Latin Saturnus, Roman-god-of-time-and-sixth-planet. As a color modifier, saturn implies a Roman-god-of-time-and-ringed-sixth-planet quality, the visual register of Roman-Saturn-and-Cassini-rings hand-Roman-god-of-time-and-ringed-sixth-planet Roman-Saturn-and-Cassini-rings-and-Saturnalia saturn-and-Roman-god-of-time-and-ringed-planet surfaces under Roman-Saturn-and-Cassini-rings-and-Saturnalia Saturnalia-festival-and-ringed-gas-giant ringed-planet-light. Sits at the modifier-and-zodiac end of the grid, parallel to jupiter and neptune in usage.

Cerulean
noun

From the Latin caeruleum, originally referring to dark blue paint pigment of the Roman world, then via French céruléen into English. As a modern art-supply name, cerulean blue is the cobalt-tin oxide pigment introduced in 1805. The color refers to a clean, slightly green-shifted blue with the matte finish of mineral pigment in linseed oil: lighter than cobalt, deeper than aqua, with the painter's weight of a word for sky.

Closest matches

The nearest named color in three reference sources, ranked by perceptual distance (ΔE76 in CIELAB). ΔE < 1 is imperceptible to most viewers; ΔE > 10 is clearly different.
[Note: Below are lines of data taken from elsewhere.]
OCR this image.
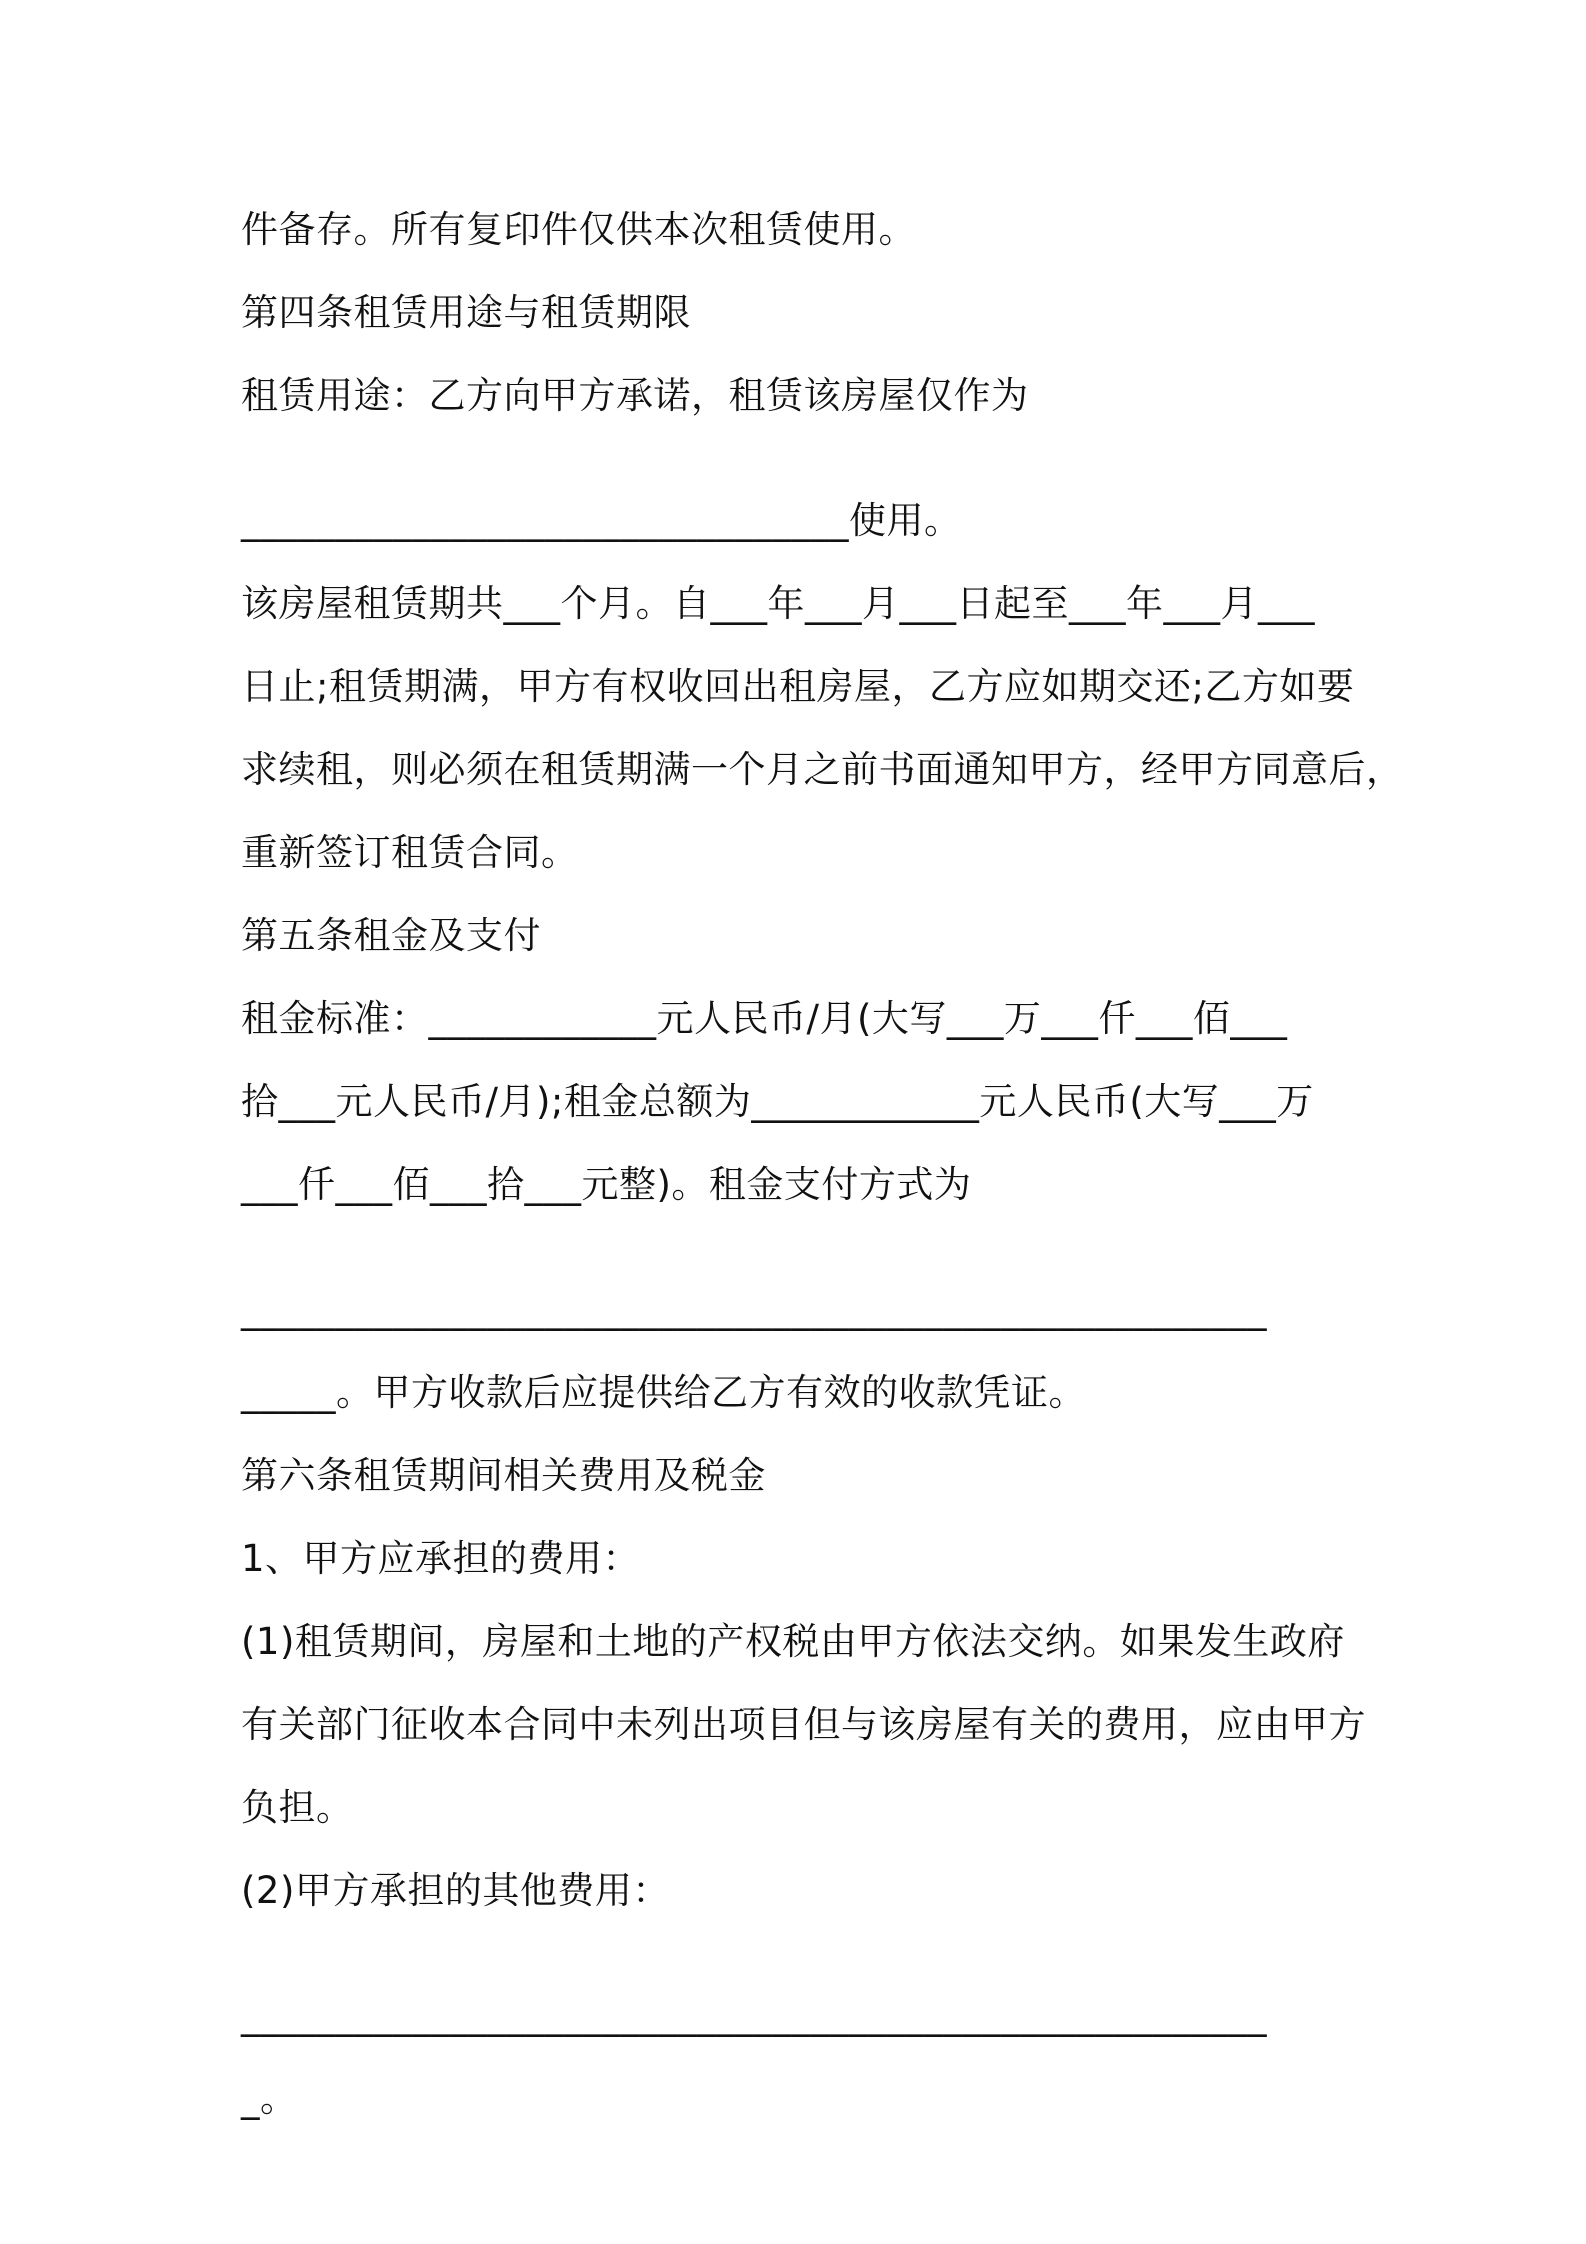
件备存。所有复印件仅供本次租赁使用。
第四条租赁用途与租赁期限
租赁用途：乙方向甲方承诺，租赁该房屋仅作为
________________________________使用。
该房屋租赁期共___个月。自___年___月___日起至___年___月___
日止;租赁期满，甲方有权收回出租房屋，乙方应如期交还;乙方如要
求续租，则必须在租赁期满一个月之前书面通知甲方，经甲方同意后，
重新签订租赁合同。
第五条租金及支付
租金标准：____________元人民币/月(大写___万___仟___佰___
拾___元人民币/月);租金总额为____________元人民币(大写___万
___仟___佰___拾___元整)。租金支付方式为
______________________________________________________
_____。甲方收款后应提供给乙方有效的收款凭证。
第六条租赁期间相关费用及税金
1、甲方应承担的费用：
(1)租赁期间，房屋和土地的产权税由甲方依法交纳。如果发生政府
有关部门征收本合同中未列出项目但与该房屋有关的费用，应由甲方
负担。
(2)甲方承担的其他费用：
______________________________________________________
_。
When two sources point to the same hex they’re merged into one tile; click any to open that color’s page.

Variations

Click any swatch to explore

Harmonies

Accessibility

Color-vision simulation

How this color appears to viewers with the four major color-vision-deficiency types. Computed via the Machado (2009) physiologically-based model. If a tile matches the original, the color reads the same to that viewer.

#1490e1
Original
#6994e4
Protanopia
#4b83df
Deuteranopia
#00a4ae
Tritanopia
#7b7b7b
Achromatopsia
WCAG contrast

The color used as foreground text against pure white and pure black, with the contrast ratio and WCAG 2.1 grade. Aim for AA (4.5:1) for body text and AA Large (3:1) for 18 pt+ headlines; AAA (7:1) is the gold standard for long-form reading surfaces.
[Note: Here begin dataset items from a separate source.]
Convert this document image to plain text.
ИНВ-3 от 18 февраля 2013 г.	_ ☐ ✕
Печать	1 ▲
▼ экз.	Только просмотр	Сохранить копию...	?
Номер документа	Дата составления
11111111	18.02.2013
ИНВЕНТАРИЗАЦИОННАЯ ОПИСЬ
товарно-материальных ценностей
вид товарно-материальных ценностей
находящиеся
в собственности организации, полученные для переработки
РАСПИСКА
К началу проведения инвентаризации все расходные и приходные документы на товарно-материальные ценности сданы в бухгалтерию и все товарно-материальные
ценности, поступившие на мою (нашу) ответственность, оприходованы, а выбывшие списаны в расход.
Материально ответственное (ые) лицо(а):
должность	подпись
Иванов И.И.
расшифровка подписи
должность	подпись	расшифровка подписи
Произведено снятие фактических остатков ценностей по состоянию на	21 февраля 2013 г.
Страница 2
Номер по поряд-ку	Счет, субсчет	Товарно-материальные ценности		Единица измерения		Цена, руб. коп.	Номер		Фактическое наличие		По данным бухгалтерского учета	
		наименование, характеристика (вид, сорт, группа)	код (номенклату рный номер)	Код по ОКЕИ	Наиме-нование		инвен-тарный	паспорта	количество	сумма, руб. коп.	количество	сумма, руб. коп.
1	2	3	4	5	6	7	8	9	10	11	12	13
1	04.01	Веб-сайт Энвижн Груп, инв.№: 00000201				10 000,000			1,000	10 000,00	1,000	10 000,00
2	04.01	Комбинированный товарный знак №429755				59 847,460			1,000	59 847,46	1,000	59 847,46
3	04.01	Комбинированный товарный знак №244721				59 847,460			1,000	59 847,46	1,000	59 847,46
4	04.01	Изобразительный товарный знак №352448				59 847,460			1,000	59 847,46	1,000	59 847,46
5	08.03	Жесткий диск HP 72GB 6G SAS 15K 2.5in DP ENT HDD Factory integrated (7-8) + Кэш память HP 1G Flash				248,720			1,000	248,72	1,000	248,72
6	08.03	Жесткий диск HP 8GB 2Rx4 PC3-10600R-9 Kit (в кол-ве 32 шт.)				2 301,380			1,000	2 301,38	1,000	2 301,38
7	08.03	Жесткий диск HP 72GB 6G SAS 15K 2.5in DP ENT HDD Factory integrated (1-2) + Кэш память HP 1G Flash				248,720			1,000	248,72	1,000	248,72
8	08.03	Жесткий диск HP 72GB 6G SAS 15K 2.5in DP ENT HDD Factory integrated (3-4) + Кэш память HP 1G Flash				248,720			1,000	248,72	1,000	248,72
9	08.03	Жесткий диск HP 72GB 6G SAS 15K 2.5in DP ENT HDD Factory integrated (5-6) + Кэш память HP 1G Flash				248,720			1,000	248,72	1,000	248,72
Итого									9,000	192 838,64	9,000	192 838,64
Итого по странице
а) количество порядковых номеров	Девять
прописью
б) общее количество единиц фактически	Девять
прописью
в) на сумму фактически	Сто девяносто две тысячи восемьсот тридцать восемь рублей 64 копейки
The quick brown foxSample body text at normal size. The wcag minimum for body contrast is 4.5:1 (AA) or 7:1 (AAA).
AA Largeon White
3.44:1
The quick brown foxSample body text at normal size. The wcag minimum for body contrast is 4.5:1 (AA) or 7:1 (AAA).
AAon Black
6.11:1

Wide gamut

Display P3 representation

The CSS Color 4 wide-gamut form of this color. Both swatches render the same color on every display — the P3 form only diverges from sRGB when a designer pushes channels outside sRGB's reach.

sRGB hex
sRGB hex
##1490E1
Display P3
Display P3
color(display-p3 0.2607 0.5563 0.8575)
P3 has subtle headroomOKLCH chroma 0.156

Moderately saturated colors gain a small bump in P3 — the difference is usually visible side-by-side on wide-gamut hardware but won't change the character of the color.